The franchise record for hits in any game at Safeco is 21, which the Mariners accomplished on Sept. 25, 2006 in a 10-9 walk-off victory over Oakland in 10 innings.


Although the Mariners assigned Marte to Jackson earlier this week after he completed his rehab assignment for a broken left thumb, he remains eligible to play Wednesday in the Triple-A All-Star Game in Omaha, Neb.

Marte, 21, was voted as the Pacific Coast League’s starting shortstop after batting .343 in 51 games at Tacoma before suffering his injury.

First, though, Marte is heading to Cincinnati to play Sunday for the World team in the All-Star Futures Game. Diaz is also on the World team.


It was 36 years ago Saturday — July 11, 1979 — that Tom Paciorek went 4-for-4 in leading the Mariners to a 16-1 victory over the New York Yankees at the Kingdome.

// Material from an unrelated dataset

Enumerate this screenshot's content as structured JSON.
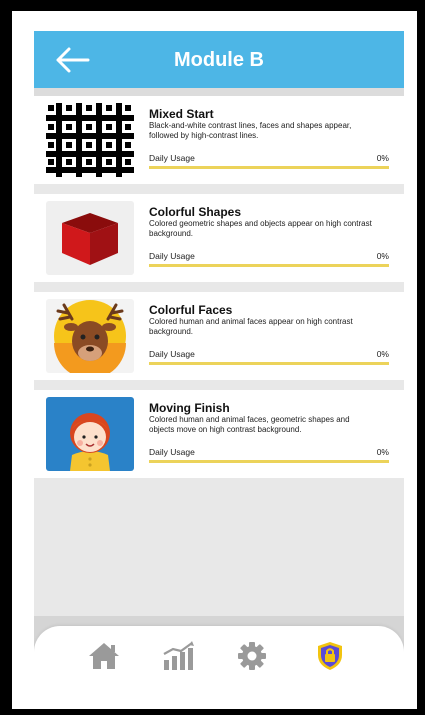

The Mariners scored nine runs in the first inning, including seven against Tommy John, who lasted just one-third of an inning. Even Mario Mendoza of Mendoza Line fame had a two-run triple.

The 16 runs were, at the time, a franchise record. The current Mariners record is 22 on April 29, 1999 against Detroit.


Felix Hernandez pitched seven or more scoreless innings Thursday for the 43rd time in his career — a franchise record. Jamie Moyer ranks second with 34. ... Lefty reliever Charlie Furbush went to the disabled list Thursday because of biceps tendinitis. Asked how he felt, Furbush answered: “Great.” Great? “Great,” he affirmed. ... The Mariners’ top-scoring inning this season entering Friday? The third inning with 41 runs. They had scored 39 in the first, fourth and fifth inning. The top inning for opponents was the fourth with 55 runs.


The Mariners and Angels continue their four-game weekend series at 7:10 p.m. Saturday at Safeco Field. Right-hander Hisashi Iwakuma (0-1, 7.17) will make his second start since returning from more than two months on the disabled list because of a strained back muscle. The Angels are starting lefty C.J. Wilson (7-6, 3.82). The game can be seen on Root Sports and heard on 710-AM.